The most common bullish argument lately is based on the fact that nominal money market balances have gone parabolic in the past couple of years as the Fed raised interest rates. The obvious reason is that what investment pundits commonly call "cash" aka. corporate money markets and t-bills are now yielding more than both stocks AND Treasury bonds. In other words, the safest investment has the highest yield. Of course if the Fed starts aggressively cutting rates, then that rate of return will quickly fall. Which is why the yield curve is inverted, because investors are betting that over the long-term bonds will garner a higher return once the Fed begins easing. Especially when including potential for capital gains, which is non-existent for money market funds and very substantial for T-bonds.


Just today, yet another article today in the Wall Street Journal citing this "bullish factor". So, it's time for a reality check:



"Wall Street wants your money off the sidelines.

Rising interest rates drew trillions of dollars into money-market funds and other cash-like investments in the past two years, with more than $8.8 trillion parked in money funds and CDs as of the third quarter of 2023. Investors are optimistic that with rates poised to fall, people will redirect that money and fuel markets’ next leg higher"
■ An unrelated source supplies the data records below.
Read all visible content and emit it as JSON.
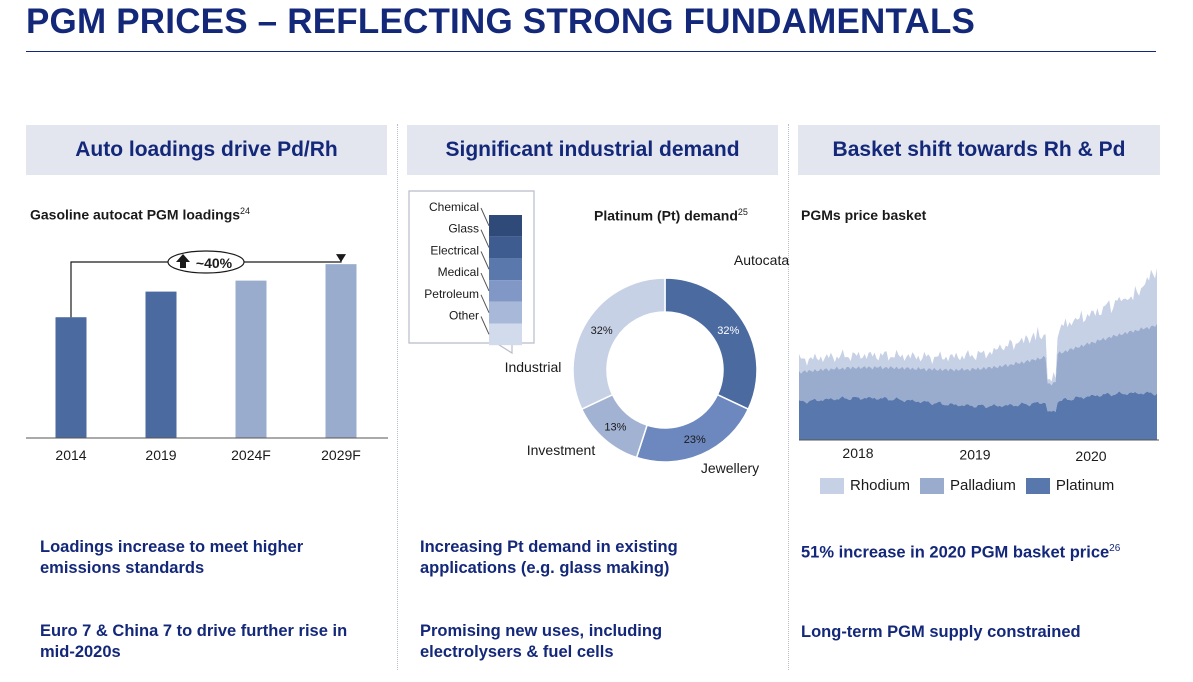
{
  "page": {
    "title": "PGM PRICES – REFLECTING STRONG FUNDAMENTALS"
  },
  "panels": [
    {
      "header": "Auto loadings drive Pd/Rh",
      "subtitle": "Gasoline autocat PGM loadings",
      "footnote": "24",
      "messages": [
        "Loadings increase to meet higher emissions standards",
        "Euro 7 & China 7 to drive further rise in mid-2020s"
      ]
    },
    {
      "header": "Significant industrial demand",
      "subtitle": "Platinum (Pt) demand",
      "footnote": "25",
      "messages": [
        "Increasing Pt demand in existing applications (e.g. glass making)",
        "Promising new uses, including electrolysers & fuel cells"
      ]
    },
    {
      "header": "Basket shift towards Rh & Pd",
      "subtitle": "PGMs price basket",
      "footnote": "",
      "messages": [
        "51% increase in 2020 PGM basket price",
        "Long-term PGM supply constrained"
      ],
      "message_footnote": "26"
    }
  ],
  "chart_data": [
    {
      "type": "bar",
      "categories": [
        "2014",
        "2019",
        "2024F",
        "2029F"
      ],
      "values": [
        3.3,
        4.0,
        4.3,
        4.75
      ],
      "colors": [
        "#4a6aa0",
        "#4a6aa0",
        "#9aacce",
        "#9aacce"
      ],
      "ylim": [
        0,
        5
      ],
      "annotation": "~40%",
      "annotation_icon": "up-arrow-icon",
      "grid": false
    },
    {
      "type": "pie",
      "style": "donut",
      "labels": [
        "Autocatalyst",
        "Jewellery",
        "Investment",
        "Industrial"
      ],
      "values": [
        32,
        23,
        13,
        32
      ],
      "value_labels": [
        "32%",
        "23%",
        "13%",
        "32%"
      ],
      "colors": [
        "#4a6aa0",
        "#6c88be",
        "#a1b2d2",
        "#c7d1e5"
      ],
      "industrial_breakdown": {
        "labels": [
          "Chemical",
          "Glass",
          "Electrical",
          "Medical",
          "Petroleum",
          "Other"
        ],
        "colors": [
          "#2f4a78",
          "#3f5c90",
          "#5a78ac",
          "#8197c5",
          "#a8b8d8",
          "#d2dbec"
        ]
      }
    },
    {
      "type": "area",
      "stacked": true,
      "x_ticks": [
        "2018",
        "2019",
        "2020"
      ],
      "series": [
        {
          "name": "Rhodium",
          "color": "#c7d1e5"
        },
        {
          "name": "Palladium",
          "color": "#9aacce"
        },
        {
          "name": "Platinum",
          "color": "#5878ad"
        }
      ],
      "legend_position": "bottom",
      "grid": false
    }
  ]
}
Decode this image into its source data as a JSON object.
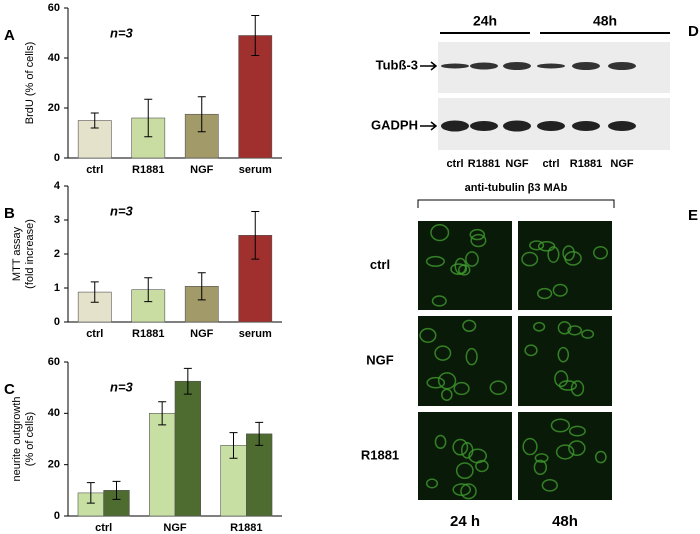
{
  "chart_data": [
    {
      "type": "bar",
      "panel": "A",
      "ylabel": [
        "BrdU (% of cells)"
      ],
      "annotation": "n=3",
      "categories": [
        "ctrl",
        "R1881",
        "NGF",
        "serum"
      ],
      "series": [
        {
          "values": [
            15,
            16,
            17.5,
            49
          ],
          "errors": [
            3,
            7.5,
            7,
            8
          ],
          "colors": [
            "#e5e2cb",
            "#c9dca2",
            "#a29a69",
            "#a0302e"
          ]
        }
      ],
      "ylim": [
        0,
        60
      ],
      "yticks": [
        0,
        20,
        40,
        60
      ]
    },
    {
      "type": "bar",
      "panel": "B",
      "ylabel": [
        "MTT assay",
        "(fold increase)"
      ],
      "annotation": "n=3",
      "categories": [
        "ctrl",
        "R1881",
        "NGF",
        "serum"
      ],
      "series": [
        {
          "values": [
            0.88,
            0.95,
            1.05,
            2.55
          ],
          "errors": [
            0.3,
            0.35,
            0.4,
            0.7
          ],
          "colors": [
            "#e5e2cb",
            "#c9dca2",
            "#a29a69",
            "#a0302e"
          ]
        }
      ],
      "ylim": [
        0,
        4
      ],
      "yticks": [
        0,
        1,
        2,
        3,
        4
      ]
    },
    {
      "type": "bar",
      "panel": "C",
      "ylabel": [
        "neurite outgrowth",
        "(% of cells)"
      ],
      "annotation": "n=3",
      "categories": [
        "ctrl",
        "NGF",
        "R1881"
      ],
      "series": [
        {
          "values": [
            9,
            40,
            27.5
          ],
          "errors": [
            4,
            4.5,
            5
          ],
          "color": "#c8dfa4"
        },
        {
          "values": [
            10,
            52.5,
            32
          ],
          "errors": [
            3.5,
            5,
            4.5
          ],
          "color": "#4e6b30"
        }
      ],
      "ylim": [
        0,
        60
      ],
      "yticks": [
        0,
        20,
        40,
        60
      ]
    }
  ],
  "blot": {
    "panel": "D",
    "time_labels": [
      "24h",
      "48h"
    ],
    "rows": [
      "Tubß-3",
      "GADPH"
    ],
    "lanes": [
      "ctrl",
      "R1881",
      "NGF",
      "ctrl",
      "R1881",
      "NGF"
    ]
  },
  "imaging": {
    "panel": "E",
    "title": "anti-tubulin β3 MAb",
    "rows": [
      "ctrl",
      "NGF",
      "R1881"
    ],
    "columns": [
      "24 h",
      "48h"
    ]
  }
}
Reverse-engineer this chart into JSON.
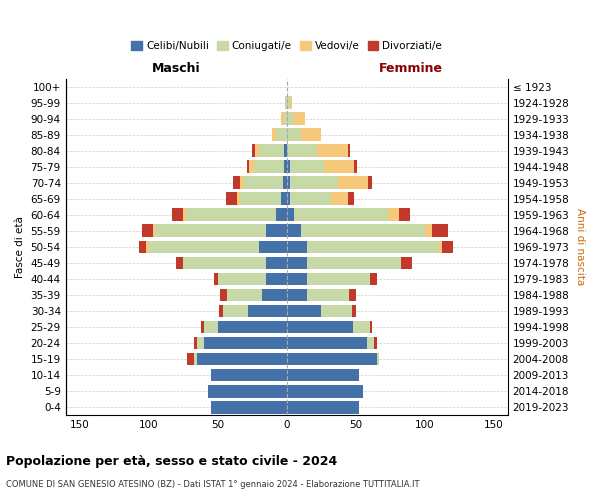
{
  "age_groups": [
    "0-4",
    "5-9",
    "10-14",
    "15-19",
    "20-24",
    "25-29",
    "30-34",
    "35-39",
    "40-44",
    "45-49",
    "50-54",
    "55-59",
    "60-64",
    "65-69",
    "70-74",
    "75-79",
    "80-84",
    "85-89",
    "90-94",
    "95-99",
    "100+"
  ],
  "birth_years": [
    "2019-2023",
    "2014-2018",
    "2009-2013",
    "2004-2008",
    "1999-2003",
    "1994-1998",
    "1989-1993",
    "1984-1988",
    "1979-1983",
    "1974-1978",
    "1969-1973",
    "1964-1968",
    "1959-1963",
    "1954-1958",
    "1949-1953",
    "1944-1948",
    "1939-1943",
    "1934-1938",
    "1929-1933",
    "1924-1928",
    "≤ 1923"
  ],
  "colors": {
    "celibi": "#4472a8",
    "coniugati": "#c8d9a8",
    "vedovi": "#f5c87a",
    "divorziati": "#c0392b"
  },
  "male": {
    "celibi": [
      55,
      57,
      55,
      65,
      60,
      50,
      28,
      18,
      15,
      15,
      20,
      15,
      8,
      4,
      3,
      2,
      2,
      0,
      0,
      0,
      0
    ],
    "coniugati": [
      0,
      0,
      0,
      2,
      5,
      10,
      18,
      25,
      35,
      60,
      80,
      80,
      65,
      30,
      28,
      22,
      18,
      8,
      2,
      1,
      0
    ],
    "vedovi": [
      0,
      0,
      0,
      0,
      0,
      0,
      0,
      0,
      0,
      0,
      2,
      2,
      2,
      2,
      3,
      3,
      3,
      3,
      2,
      0,
      0
    ],
    "divorziati": [
      0,
      0,
      0,
      5,
      2,
      2,
      3,
      5,
      3,
      5,
      5,
      8,
      8,
      8,
      5,
      2,
      2,
      0,
      0,
      0,
      0
    ]
  },
  "female": {
    "nubili": [
      52,
      55,
      52,
      65,
      58,
      48,
      25,
      15,
      15,
      15,
      15,
      10,
      5,
      2,
      2,
      2,
      0,
      0,
      0,
      0,
      0
    ],
    "coniugate": [
      0,
      0,
      0,
      2,
      5,
      12,
      22,
      30,
      45,
      68,
      95,
      90,
      68,
      30,
      35,
      25,
      22,
      10,
      5,
      2,
      0
    ],
    "vedove": [
      0,
      0,
      0,
      0,
      0,
      0,
      0,
      0,
      0,
      0,
      2,
      5,
      8,
      12,
      22,
      22,
      22,
      15,
      8,
      2,
      0
    ],
    "divorziate": [
      0,
      0,
      0,
      0,
      2,
      2,
      3,
      5,
      5,
      8,
      8,
      12,
      8,
      5,
      3,
      2,
      2,
      0,
      0,
      0,
      0
    ]
  },
  "title_main": "Popolazione per età, sesso e stato civile - 2024",
  "title_sub": "COMUNE DI SAN GENESIO ATESINO (BZ) - Dati ISTAT 1° gennaio 2024 - Elaborazione TUTTITALIA.IT",
  "xlabel_left": "Maschi",
  "xlabel_right": "Femmine",
  "ylabel": "Fasce di età",
  "ylabel_right": "Anni di nascita",
  "xlim": 160,
  "legend_labels": [
    "Celibi/Nubili",
    "Coniugati/e",
    "Vedovi/e",
    "Divorziati/e"
  ]
}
FR: This article has a lot of anecdotal stories, but from an investment standpoint it's nearly useless. So, I looked around for other articles on this topic and I found this recent one from Morningstar/Marketwatch:


"Arguing that 'cash on the sidelines' is bullish for stocks is 'propaganda,' says Ned Davis strategist"


"Has anybody bothered to check the record?" Kalish asked, in a Thursday client note. "We have and here's what we found."


Of note, all three past periods of declines coincided with Federal Reserve moves to ease monetary policy while bolstering the economy, motivating investors to move money out of cash into higher-yielding assets


Importantly, these past declines in money-market assets came after big bear-market moves in equities that enticed investors back into stocks and out of cash"



FR: So, what it takes to move cash off the sidelines is a recession AND a bear market collapse.


I decided to check these facts for myself so I downloaded the Retail Money Market data from FRED and then I divided it by CPI to make it comparable over time, going back 40 years to 1985.


Here is what I found:


Inflation-adjusted money markets ROSE in correlation to stocks and then fell when stocks fell. And inflation-adjusted money market balances are now the highest since Y2K.


So, in summary what is deemed to be a bullish factor is in fact a bearish factor. But, when people are not checking facts, they are free to believe whatever they want.